Diabetes Survivor's Guilt

This week, I'm struggling with how society sees me and sees my diabetes and I'm struggling with the whole "what's the point in advocacy" disillusion. I’m calling it Diabetes Survivor's Guilt.

It started with a couple of events on Tuesday that left me beaten down, deflated and with nothing left to fight for the things I need to live and thrive with diabetes. And nothing left to fight the public perception of people with diabetes.

It all started with:

It began with hearing from my peers that my health service discontinued funding for a CGM for all patients who had been using it with no advance notice and no regard for those who rely on it. After the complete shut out for adults with diabetes of the Libre reimbursement scheme, I just thought: I can't do this anymore!!! 

Then, I received an invitation, one I should be excited about because it's diabetes health care moving forward and I'm very honoured to be included. But all I could think about was what’s the point? It won't get funding! It'll sit on a shelf and gather dust like so many others. I predict that two years from now we'll still be asking for the funding for it.

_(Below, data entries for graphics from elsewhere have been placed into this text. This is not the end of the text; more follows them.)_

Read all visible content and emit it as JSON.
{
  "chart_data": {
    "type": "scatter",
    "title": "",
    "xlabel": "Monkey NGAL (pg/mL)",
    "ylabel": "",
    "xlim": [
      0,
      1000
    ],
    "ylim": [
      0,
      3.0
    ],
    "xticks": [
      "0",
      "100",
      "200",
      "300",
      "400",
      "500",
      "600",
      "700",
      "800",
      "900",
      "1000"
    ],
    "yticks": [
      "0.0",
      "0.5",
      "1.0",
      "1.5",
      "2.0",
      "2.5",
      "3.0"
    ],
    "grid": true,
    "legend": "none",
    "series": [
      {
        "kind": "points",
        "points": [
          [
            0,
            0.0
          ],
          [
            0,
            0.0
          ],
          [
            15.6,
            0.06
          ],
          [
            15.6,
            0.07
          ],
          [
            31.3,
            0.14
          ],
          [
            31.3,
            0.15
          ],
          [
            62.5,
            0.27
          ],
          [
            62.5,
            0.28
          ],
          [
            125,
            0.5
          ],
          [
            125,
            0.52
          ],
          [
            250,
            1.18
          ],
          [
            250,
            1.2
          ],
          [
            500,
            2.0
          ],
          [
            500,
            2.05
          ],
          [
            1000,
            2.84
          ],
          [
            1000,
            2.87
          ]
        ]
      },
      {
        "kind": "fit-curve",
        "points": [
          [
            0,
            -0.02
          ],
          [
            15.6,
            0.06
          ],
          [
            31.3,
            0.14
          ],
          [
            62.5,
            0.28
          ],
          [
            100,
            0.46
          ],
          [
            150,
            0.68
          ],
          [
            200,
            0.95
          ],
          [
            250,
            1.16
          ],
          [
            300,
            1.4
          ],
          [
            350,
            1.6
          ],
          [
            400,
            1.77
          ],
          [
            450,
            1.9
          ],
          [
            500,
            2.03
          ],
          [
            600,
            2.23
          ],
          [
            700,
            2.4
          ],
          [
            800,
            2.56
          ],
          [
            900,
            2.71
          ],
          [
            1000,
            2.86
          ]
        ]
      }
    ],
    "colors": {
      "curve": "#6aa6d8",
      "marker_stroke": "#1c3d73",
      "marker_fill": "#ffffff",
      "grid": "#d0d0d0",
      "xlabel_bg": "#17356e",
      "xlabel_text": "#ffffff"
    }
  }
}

Maybe it'll win a Pulitzer for fiction?

Then, there was a tweet from someone with a medical degree, maybe even a bunch of them, that would normally get me all fired up with “You should know better than to spread bad information about diabetes” responses but all I could think was “what’s the point?”

US Surgeon General.jpg

There’s only so many times:

There’s only so many times I can respond to the many, many misinformed tweets/comments with spunk and sass before I start to feel that there are probably five more misinformed people hiding in the shadows, so what's the point?

There’s only so many times I can listen to chatter about diabetes prevention strategies before I start to doubt what I know to be my facts. Maybe I did cause my diabetes?!?! Before I start to believe that I'm a failure because I was diagnosed.

There are only so many times I can hear that I’m costing my health service 10% of its total budget before my response goes from “So! And???” to “I’m sorry I cost so much, please forgive me".

I'm/We're fighting the same ignorance over and over and over. I'm repeating the same information again and again. And I'm/we're getting nowhere.

So What's the point?

What's the point of trying to explain to people that what I need to manage my diabetes is what I need, they are not luxuries.

What's the point in telling people that I didn’t cause my diabetes, that healthy choices won't make me cost less?

What's the point in saying I'm a person with diabetes but I'm not old, not obese, I have all my limbs and both my kidneys, no I'm not what you were expecting, when the images that are displayed to represent diabetes are contrary.

If you tell a person enough times:

If you tell a person enough times that you cost the health service 10% of their entire budget They will start to feel Diabetes Survivors Guilt.

If you tell a person enough times that their diabetes should've been prevented or reversed, you will start to believe it. Despite the truth!

If you tell me all of this enough times, not just with words but with actions also then I will start to believe that I don’t deserve empathy, understanding or treatment and maybe I’m the one who’s misinformed?

I just can't fight it today! But giving up is not an option really is it?